Summary
This integrated modelling study examines the tension between achieving the 1.5°C climate target through agricultural greenhouse gas mitigation and maintaining global food security. Using partial equilibrium modelling, the authors project that a cost-efficient global mitigation pathway would reduce food availability by 110–285 kcal per capita daily by 2050, potentially affecting 80–300 million people, but show that regionally differentiated mitigation and participation strategies can reduce these impacts whilst still contributing to climate goals.
UK applicability
The study's global framing provides context for UK agricultural policy on emissions reduction, though it does not specifically model UK-level impacts.

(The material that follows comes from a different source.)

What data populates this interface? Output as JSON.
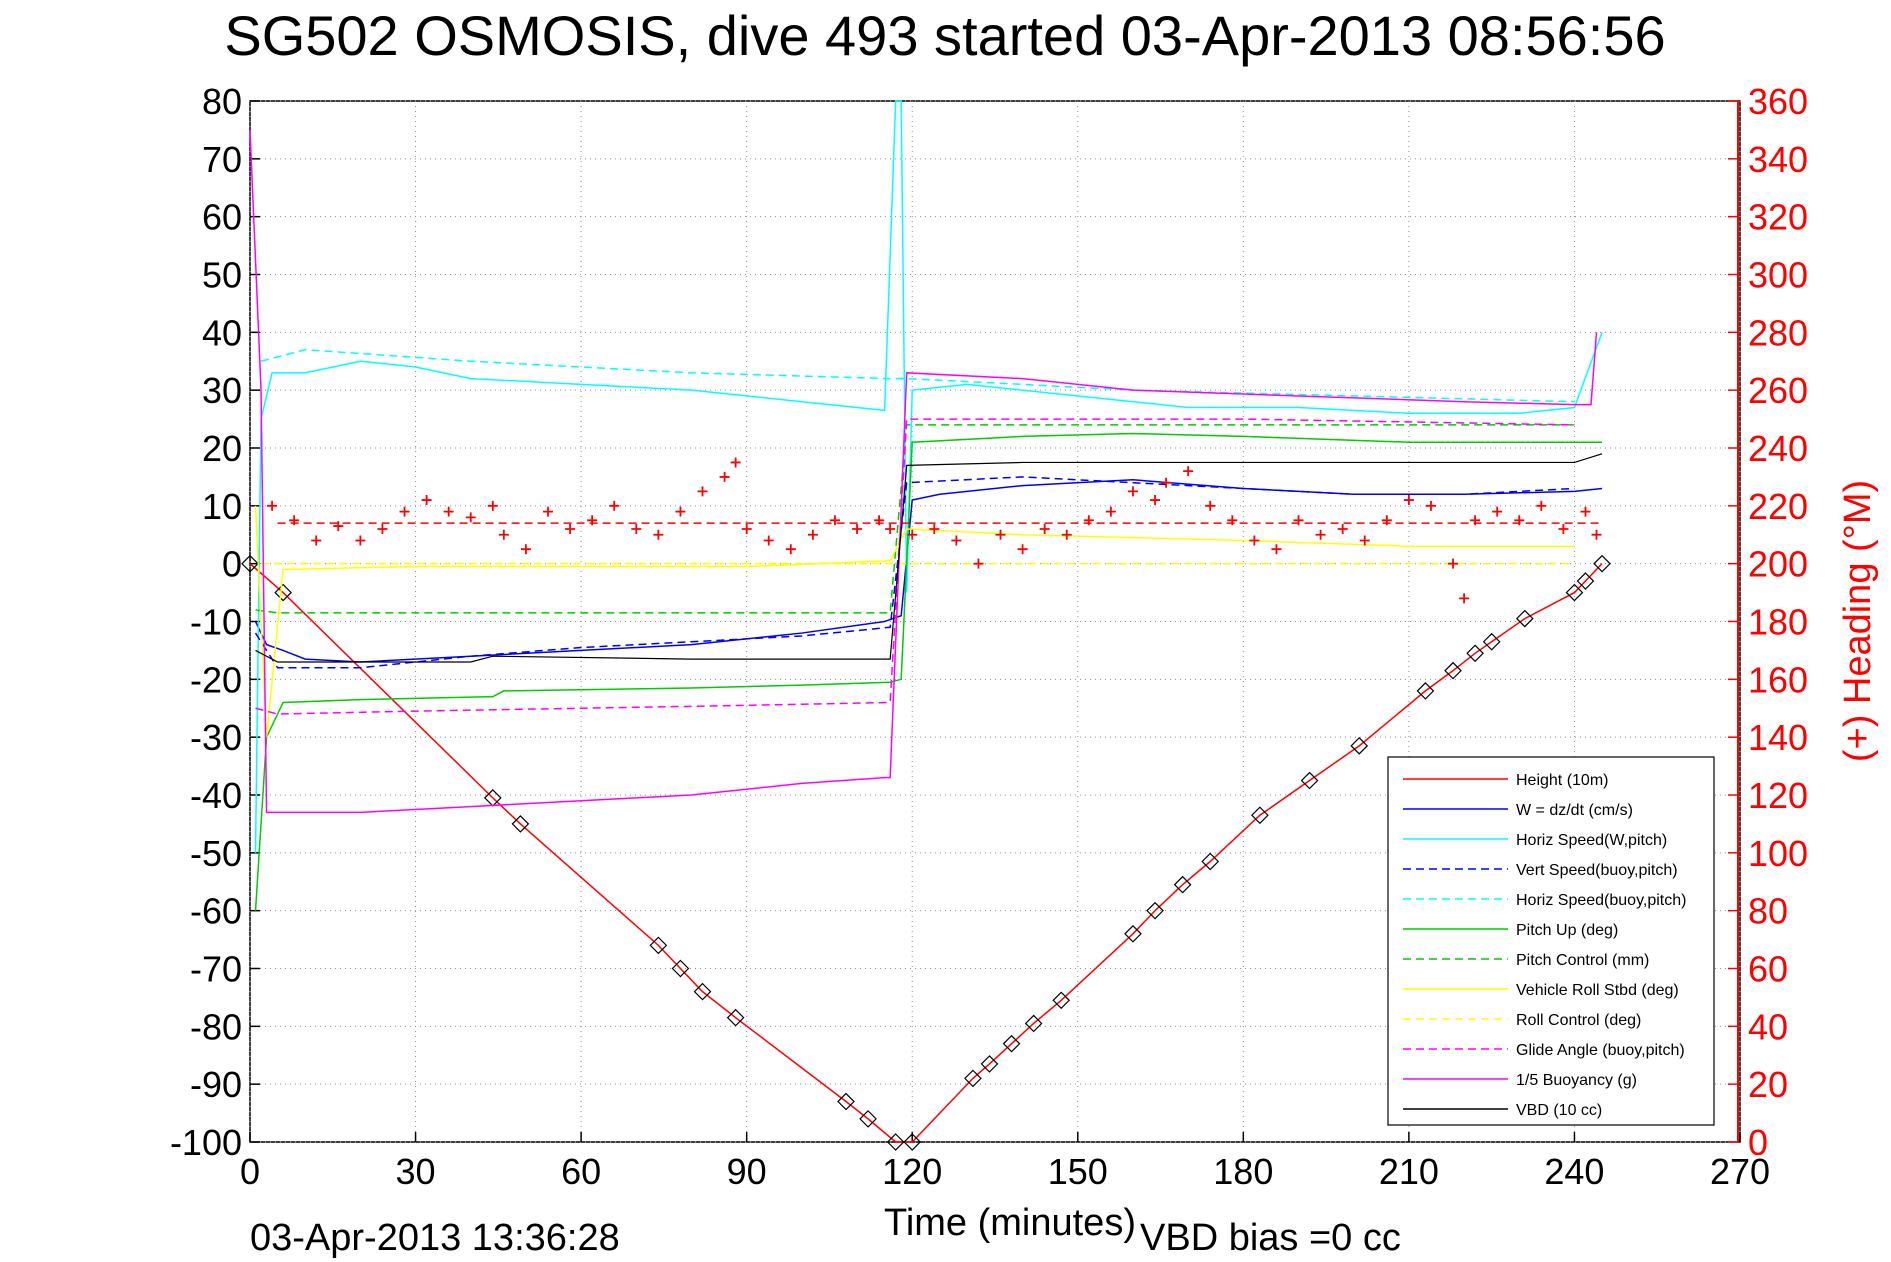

The findings suggest that unilateral UK mitigation efforts without broader international participation could affect food costs and availability; the results support integrated approaches to emissions reduction that account for international agricultural trade and food system resilience.
Key measures
Food calorie losses per capita per day (kcal), number of undernourished people, greenhouse gas emissions reductions, agricultural production costs, food prices by region and mitigation scenario
Outcomes reported
The study modelled the food security impacts of achieving a 1.5°C climate target through agricultural greenhouse gas mitigation, estimating global calorie losses and potential increases in undernourishment by 2050. It assessed trade-offs between climate mitigation ambition, regional mitigation participation, and food availability across different production systems.